Saúde

Exposição à desinformação pode pôr em risco a saúde mental de jornalistas e fact‑checkers

Especialistas alertam que a repetida exposição a conteúdos digitais enganosos ou potencialmente traumáticos pode ter efeitos muito negativos no bem‑estar mental de profissionais da informação, exigindo estratégias preventivas e formação específica.

Exposição à desinformação pode pôr em risco a saúde mental de jornalistas e fact‑checkers
©Ilustração IA Carla Nunes / propagandistasocial.com

O debate sobre os efeitos da desinformação no espaço digital deixou de ser apenas uma questão de integridade jornalística para se tornar um tema de saúde ocupacional. Jochen Spangenberg, responsável da Deutsche Welle, advertiu que a exposição contínua a conteúdos enganosos e potencialmente chocantes tem «impactos muito, muito negativos» no bem‑estar mental de jornalistas e fact‑checkers, durante o seminário Connecting UE, organizado pelo Comité Económico e Social Europeu em Sófia.
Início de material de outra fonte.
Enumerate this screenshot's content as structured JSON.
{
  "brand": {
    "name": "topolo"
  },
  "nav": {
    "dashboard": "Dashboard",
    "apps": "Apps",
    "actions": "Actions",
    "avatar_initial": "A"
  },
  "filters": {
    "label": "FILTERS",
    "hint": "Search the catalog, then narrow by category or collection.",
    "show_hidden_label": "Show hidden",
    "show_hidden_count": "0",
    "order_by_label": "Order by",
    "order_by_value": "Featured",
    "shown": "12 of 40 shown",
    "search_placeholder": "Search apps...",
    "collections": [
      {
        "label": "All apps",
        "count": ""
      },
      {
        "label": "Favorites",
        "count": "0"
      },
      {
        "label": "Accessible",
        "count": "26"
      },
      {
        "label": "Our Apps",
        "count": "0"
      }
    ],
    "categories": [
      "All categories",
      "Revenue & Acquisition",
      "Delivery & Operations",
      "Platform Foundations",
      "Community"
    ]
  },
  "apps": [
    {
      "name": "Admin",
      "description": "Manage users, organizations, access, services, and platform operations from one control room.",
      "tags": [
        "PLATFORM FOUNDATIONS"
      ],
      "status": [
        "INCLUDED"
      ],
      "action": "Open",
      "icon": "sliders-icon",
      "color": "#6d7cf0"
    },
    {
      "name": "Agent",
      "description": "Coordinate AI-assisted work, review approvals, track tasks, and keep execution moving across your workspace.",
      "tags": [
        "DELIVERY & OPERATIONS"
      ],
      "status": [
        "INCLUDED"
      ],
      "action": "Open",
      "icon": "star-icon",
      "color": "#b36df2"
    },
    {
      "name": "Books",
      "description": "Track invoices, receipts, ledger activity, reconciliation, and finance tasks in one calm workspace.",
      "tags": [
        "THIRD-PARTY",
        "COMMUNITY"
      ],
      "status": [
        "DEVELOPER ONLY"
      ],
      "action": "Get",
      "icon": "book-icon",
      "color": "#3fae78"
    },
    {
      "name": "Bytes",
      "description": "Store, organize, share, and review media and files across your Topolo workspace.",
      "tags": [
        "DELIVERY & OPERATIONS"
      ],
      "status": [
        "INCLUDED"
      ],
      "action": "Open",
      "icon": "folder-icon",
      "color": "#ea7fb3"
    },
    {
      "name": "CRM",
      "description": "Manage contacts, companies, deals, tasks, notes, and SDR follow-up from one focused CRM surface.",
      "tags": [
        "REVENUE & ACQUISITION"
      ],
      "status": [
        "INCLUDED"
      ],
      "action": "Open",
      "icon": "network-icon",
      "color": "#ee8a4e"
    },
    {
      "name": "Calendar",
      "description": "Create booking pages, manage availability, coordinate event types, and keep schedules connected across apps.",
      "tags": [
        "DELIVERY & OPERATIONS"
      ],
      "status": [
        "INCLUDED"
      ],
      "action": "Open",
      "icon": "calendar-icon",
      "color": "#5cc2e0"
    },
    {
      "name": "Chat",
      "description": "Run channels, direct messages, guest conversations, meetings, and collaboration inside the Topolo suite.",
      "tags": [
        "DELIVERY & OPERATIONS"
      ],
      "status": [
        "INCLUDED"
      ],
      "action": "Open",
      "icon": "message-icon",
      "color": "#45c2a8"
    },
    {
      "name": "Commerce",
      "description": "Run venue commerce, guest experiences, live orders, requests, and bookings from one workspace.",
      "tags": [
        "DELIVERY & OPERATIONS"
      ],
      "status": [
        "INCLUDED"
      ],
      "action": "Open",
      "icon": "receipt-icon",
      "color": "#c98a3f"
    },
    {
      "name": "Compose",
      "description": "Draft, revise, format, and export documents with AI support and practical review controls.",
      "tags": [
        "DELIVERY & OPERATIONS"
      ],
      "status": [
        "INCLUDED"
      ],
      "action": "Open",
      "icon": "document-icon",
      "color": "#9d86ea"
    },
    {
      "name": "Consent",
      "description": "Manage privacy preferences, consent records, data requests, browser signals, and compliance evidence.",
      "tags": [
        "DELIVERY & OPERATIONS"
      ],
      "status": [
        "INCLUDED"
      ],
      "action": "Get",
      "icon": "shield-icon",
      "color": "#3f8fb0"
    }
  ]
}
O alerta sublinha que o risco não se limita ao conteúdo falso em si, mas também à natureza da exposição digital: vídeos, som, e material gerado por utilizadores podem causar stress, fadiga e traumas cumulativos. Para Spangenberg, é essencial que as organizações e os próprios profissionais se preparem antes da exposição, adotando mecanismos de proteção e estratégias de enfrentamento.

O que está em causa

A discussão parte da observação de que a repetida visualização e verificação de material chocante — incluindo peças virais ou relatórios com material sensível — tende a deixar marcas psicológicas. Entre os principais pontos apontados pelo orador estavam a intensidade com que o som é processado pelo cérebro e a necessidade de técnicas de prevenção acessíveis a quem trabalha com informação.

"Desligue o som, porque o som fica muito mais gravado no cérebro do que as imagens"
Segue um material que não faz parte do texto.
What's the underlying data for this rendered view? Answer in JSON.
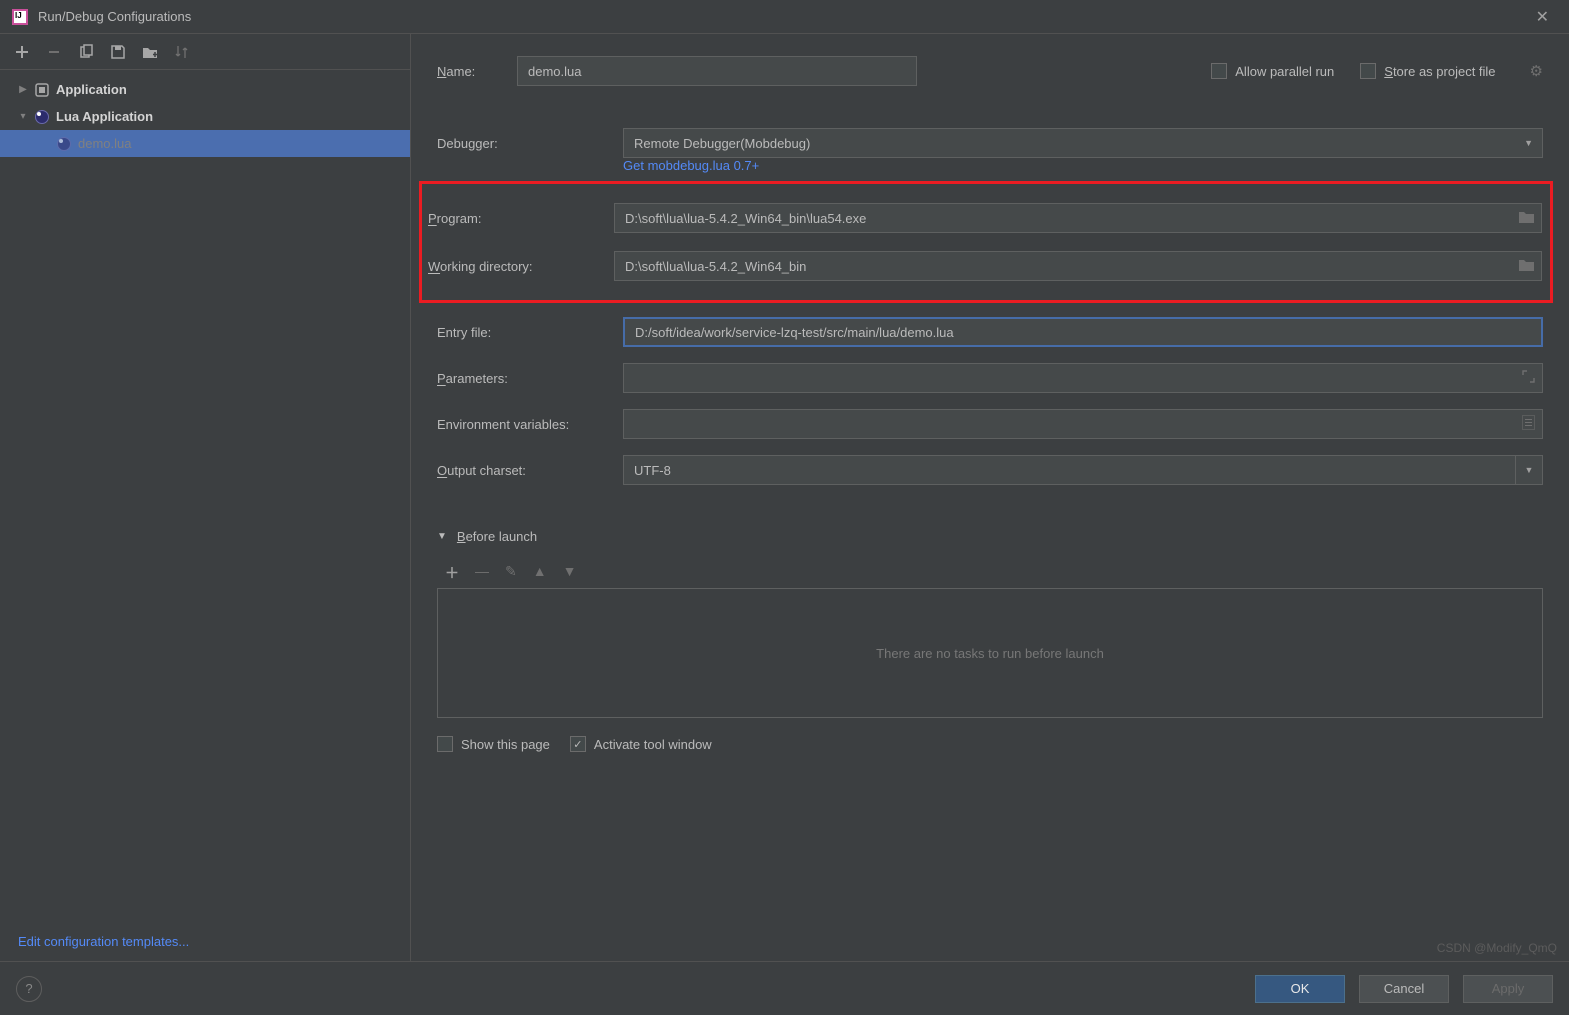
{
  "window": {
    "title": "Run/Debug Configurations"
  },
  "tree": {
    "items": [
      {
        "label": "Application"
      },
      {
        "label": "Lua Application"
      },
      {
        "label": "demo.lua"
      }
    ],
    "edit_templates": "Edit configuration templates..."
  },
  "form": {
    "name_label": "ame:",
    "name_prefix": "N",
    "name_value": "demo.lua",
    "allow_parallel": "Allow parallel run",
    "store_project": "tore as project file",
    "store_prefix": "S",
    "debugger_label": "Debugger:",
    "debugger_value": "Remote Debugger(Mobdebug)",
    "debugger_link": "Get mobdebug.lua 0.7+",
    "program_prefix": "P",
    "program_label": "rogram:",
    "program_value": "D:\\soft\\lua\\lua-5.4.2_Win64_bin\\lua54.exe",
    "workdir_prefix": "W",
    "workdir_label": "orking directory:",
    "workdir_value": "D:\\soft\\lua\\lua-5.4.2_Win64_bin",
    "entry_label": "Entry file:",
    "entry_value": "D:/soft/idea/work/service-lzq-test/src/main/lua/demo.lua",
    "params_prefix": "P",
    "params_label": "arameters:",
    "params_value": "",
    "env_label": "Environment variables:",
    "env_value": "",
    "charset_prefix": "O",
    "charset_label": "utput charset:",
    "charset_value": "UTF-8"
  },
  "before_launch": {
    "title_prefix": "B",
    "title": "efore launch",
    "empty_text": "There are no tasks to run before launch",
    "show_page": "Show this page",
    "activate_tool": "Activate tool window"
  },
  "buttons": {
    "ok": "OK",
    "cancel": "Cancel",
    "apply": "Apply"
  },
  "watermark": "CSDN @Modify_QmQ"
}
O próprio Spangenberg reconheceu que a investigação nesta área ainda é limitada, mas defendeu que os indícios já apontam para consequências reais e severas, incluindo fadiga, stress e problemas de saúde mental de maior duração. A recomendação central passa por dotar profissionais e organizações de ferramentas psicológicas e protocolos antes de a exposição ocorrer, não depois.

Medidas práticas e prioridades

Para mitigar estes riscos, Spangenberg sugeriu medidas práticas e de formação que visam reduzir a carga emocional e a probabilidade de efeitos traumáticos. Entre as medidas estão:

  • Formação prévia sobre técnicas de enfrentamento e literacia emocional;
  • Protocolos institucionais para limitar a exposição direta a material altamente sensível;
  • Práticas simples de autocuidado, como gerir o som e pausas estruturadas durante o trabalho;
  • Acesso a apoio psicológico profissional quando necessário.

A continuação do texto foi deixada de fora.